How This Redevelopment Will Change Goregaon—and Mumbai

The Motilal Nagar neighborhood, right now, is a mix of old homes, scattered shanties, and a confusing patchwork of infrastructure that locals know could use a radical upgrade. The plan? Tear down the outdated structures and replace them with modern apartments, up-to-date roads, public spaces, and stack in amenities that were only dreams for previous generations.

Overseeing all this is MHADA (the Maharashtra Housing and Area Development Authority), but there’s a twist this time. Rather than going it alone, MHADA will work with a Construction and Development Agency (C&DA), a model that got a thumbs-up from the Bombay High Court. This means better oversight, fewer bureaucratic fumbles, and more accountability all around—something Mumbai’s homeowners have been demanding for decades.

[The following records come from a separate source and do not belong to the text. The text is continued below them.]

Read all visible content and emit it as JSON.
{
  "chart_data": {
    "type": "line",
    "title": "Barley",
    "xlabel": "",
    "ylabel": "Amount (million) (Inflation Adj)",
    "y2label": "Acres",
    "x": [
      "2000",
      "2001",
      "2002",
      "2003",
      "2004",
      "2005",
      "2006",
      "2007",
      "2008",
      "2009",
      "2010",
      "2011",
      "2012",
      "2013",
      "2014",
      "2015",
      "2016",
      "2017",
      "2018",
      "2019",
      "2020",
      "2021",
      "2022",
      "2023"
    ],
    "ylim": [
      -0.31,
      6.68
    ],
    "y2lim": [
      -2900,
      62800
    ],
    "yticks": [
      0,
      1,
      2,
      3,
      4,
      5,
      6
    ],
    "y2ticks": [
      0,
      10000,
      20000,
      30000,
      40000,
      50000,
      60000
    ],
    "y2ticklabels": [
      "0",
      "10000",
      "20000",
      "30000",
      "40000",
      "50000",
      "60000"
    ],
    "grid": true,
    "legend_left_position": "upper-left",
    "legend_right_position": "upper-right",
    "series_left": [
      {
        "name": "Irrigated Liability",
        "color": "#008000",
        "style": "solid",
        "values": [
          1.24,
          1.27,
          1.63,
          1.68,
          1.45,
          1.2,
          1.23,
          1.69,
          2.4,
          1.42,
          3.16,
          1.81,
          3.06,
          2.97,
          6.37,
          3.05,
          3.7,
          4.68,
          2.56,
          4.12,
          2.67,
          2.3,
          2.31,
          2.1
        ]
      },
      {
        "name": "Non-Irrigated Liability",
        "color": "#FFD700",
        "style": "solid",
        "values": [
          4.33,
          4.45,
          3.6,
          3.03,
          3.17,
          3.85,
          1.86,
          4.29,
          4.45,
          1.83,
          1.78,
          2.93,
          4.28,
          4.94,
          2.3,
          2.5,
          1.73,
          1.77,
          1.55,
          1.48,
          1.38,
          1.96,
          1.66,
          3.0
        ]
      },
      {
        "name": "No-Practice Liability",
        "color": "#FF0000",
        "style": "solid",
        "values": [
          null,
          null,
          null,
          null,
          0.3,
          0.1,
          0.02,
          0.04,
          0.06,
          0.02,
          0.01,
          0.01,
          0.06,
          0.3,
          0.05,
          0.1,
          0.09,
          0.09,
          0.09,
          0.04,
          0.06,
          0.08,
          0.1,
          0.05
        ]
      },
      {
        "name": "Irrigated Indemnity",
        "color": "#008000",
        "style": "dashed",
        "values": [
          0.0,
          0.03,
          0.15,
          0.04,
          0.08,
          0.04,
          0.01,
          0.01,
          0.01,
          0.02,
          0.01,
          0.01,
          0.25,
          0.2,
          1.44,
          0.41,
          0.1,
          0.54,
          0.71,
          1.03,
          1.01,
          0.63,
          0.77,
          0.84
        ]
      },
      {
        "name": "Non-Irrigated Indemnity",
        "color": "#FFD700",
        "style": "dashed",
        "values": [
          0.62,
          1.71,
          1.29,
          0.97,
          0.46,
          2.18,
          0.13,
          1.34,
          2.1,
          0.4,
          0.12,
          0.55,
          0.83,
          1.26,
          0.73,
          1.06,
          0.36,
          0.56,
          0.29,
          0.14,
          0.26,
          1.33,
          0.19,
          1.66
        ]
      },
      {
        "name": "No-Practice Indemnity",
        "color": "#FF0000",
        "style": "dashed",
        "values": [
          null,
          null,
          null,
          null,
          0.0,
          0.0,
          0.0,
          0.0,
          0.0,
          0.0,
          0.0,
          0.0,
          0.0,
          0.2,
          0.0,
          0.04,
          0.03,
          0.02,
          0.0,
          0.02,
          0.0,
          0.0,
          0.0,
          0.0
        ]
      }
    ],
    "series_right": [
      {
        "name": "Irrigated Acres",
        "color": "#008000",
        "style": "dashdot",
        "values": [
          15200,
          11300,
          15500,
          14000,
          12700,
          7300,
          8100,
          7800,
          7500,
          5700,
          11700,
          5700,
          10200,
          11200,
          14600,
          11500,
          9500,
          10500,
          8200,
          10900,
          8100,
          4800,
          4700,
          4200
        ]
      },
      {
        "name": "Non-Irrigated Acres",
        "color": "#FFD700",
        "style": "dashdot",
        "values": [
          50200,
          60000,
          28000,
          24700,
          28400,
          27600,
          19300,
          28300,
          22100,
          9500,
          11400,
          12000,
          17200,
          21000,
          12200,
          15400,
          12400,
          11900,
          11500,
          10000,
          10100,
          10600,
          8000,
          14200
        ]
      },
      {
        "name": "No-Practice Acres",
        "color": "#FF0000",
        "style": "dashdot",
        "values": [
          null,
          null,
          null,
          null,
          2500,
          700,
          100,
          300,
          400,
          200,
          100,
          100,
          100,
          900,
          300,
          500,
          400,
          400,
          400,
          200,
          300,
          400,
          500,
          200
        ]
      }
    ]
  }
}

  • Scale: At 143 acres, the project dwarfs many others, and its size alone landed it the label of ‘special project’ by state authorities.
  • Timeline: The entire process, from demolition to move-in day, is estimated to take about seven years. For the families living there now, that’s a long wait, but one they hope will be worth it.
  • Amenity Boost: Residents aren’t just getting new flats—they’re promised proper roads, parks, community centers, and upgrades that will raise the bar for what neighborhood living can look like.

The next step is the official Letter of Allotment, which is on its way. Once that’s in, Adani can start the real work—beginning the kind of demolition and redevelopment that changes not just a street, but the fabric of a city.

And the competition? No doubt, L&T put up a fight. But with Adani Group now leading two of Mumbai’s most ambitious housing projects in a row, their play for dominance in the city’s real estate is impossible to ignore. For residents, city planners, and the construction industry, all eyes are on Motilal Nagar—and what comes next.